[R] descriptive stats by cells in factorial design
Mike Miller
mbmiller+l at gmail.com
Wed Aug 7 01:02:41 CEST 2013
I received two additional suggestions, one off-list, both appended below.
Both helped me to learn a bit more about how to get what I want.

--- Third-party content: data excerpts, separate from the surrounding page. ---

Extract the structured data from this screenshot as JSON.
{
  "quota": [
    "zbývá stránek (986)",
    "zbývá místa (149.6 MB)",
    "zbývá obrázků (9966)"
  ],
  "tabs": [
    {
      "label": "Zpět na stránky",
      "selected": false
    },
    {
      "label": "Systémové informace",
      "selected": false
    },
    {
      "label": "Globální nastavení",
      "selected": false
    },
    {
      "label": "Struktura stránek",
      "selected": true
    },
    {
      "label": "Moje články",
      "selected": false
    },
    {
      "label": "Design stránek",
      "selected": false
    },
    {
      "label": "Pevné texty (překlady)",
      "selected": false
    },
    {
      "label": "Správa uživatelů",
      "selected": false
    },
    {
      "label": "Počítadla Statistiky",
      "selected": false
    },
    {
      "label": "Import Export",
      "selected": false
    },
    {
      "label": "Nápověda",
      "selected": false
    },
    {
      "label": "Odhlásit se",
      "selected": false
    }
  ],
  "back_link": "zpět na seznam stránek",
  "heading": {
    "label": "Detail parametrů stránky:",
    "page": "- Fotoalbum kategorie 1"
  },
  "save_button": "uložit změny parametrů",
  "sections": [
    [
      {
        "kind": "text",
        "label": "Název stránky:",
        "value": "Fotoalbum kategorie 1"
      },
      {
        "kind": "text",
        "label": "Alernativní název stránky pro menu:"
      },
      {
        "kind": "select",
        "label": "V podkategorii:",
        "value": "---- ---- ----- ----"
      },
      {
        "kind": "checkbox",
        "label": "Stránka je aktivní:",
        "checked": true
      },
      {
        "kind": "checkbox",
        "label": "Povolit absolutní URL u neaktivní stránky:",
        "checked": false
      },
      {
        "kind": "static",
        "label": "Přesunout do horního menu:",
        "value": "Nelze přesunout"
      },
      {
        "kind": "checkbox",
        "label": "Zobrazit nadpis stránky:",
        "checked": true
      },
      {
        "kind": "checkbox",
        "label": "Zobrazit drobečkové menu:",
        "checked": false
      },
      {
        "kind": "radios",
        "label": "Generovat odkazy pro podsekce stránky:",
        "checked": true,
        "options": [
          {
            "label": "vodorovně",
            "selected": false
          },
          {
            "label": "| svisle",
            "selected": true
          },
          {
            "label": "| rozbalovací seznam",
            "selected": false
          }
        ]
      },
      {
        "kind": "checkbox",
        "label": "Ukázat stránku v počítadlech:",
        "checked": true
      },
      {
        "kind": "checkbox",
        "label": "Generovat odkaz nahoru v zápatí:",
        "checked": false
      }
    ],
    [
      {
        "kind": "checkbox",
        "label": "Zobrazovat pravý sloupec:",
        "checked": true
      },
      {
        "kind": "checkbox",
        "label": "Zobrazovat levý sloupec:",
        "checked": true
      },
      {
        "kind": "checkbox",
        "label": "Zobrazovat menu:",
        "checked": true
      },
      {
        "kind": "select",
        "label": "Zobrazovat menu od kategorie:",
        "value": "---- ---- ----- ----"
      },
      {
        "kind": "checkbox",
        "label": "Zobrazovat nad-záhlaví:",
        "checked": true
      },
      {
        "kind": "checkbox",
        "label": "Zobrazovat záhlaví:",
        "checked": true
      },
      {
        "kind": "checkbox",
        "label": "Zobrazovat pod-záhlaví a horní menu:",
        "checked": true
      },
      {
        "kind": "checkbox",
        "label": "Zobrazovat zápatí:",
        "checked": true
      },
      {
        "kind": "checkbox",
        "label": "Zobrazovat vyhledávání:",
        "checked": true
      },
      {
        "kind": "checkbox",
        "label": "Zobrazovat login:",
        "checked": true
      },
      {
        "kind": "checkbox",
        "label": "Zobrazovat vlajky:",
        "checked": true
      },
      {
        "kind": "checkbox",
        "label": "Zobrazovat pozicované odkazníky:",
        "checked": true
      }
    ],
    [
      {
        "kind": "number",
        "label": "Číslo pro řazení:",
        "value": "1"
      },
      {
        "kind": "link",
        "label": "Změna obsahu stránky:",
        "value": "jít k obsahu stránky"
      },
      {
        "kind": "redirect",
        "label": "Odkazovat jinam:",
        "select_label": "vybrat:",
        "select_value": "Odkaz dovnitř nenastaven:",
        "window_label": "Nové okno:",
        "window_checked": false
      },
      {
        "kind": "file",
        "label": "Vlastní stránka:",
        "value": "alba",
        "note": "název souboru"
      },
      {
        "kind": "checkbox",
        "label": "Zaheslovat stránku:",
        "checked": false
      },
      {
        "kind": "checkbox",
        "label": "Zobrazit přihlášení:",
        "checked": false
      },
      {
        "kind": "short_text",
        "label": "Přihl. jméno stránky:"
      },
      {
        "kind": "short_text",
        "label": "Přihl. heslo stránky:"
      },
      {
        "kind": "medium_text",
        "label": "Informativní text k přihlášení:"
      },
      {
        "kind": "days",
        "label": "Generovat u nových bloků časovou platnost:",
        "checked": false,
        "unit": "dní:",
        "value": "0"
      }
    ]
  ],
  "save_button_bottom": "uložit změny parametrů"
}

First, the aggregate() function is in package:stats, it provides the
numbers I needed, but I don't like the output format as much as I liked
the format from doBy:summaryBy(). Here it is:
> aggregate(Age ~ Generation + Zygosity + Sex + Cohort + ESstatus, data=x, function(x) c(mean=mean(x), sd=sd(x), quantile(x), N=length(x)))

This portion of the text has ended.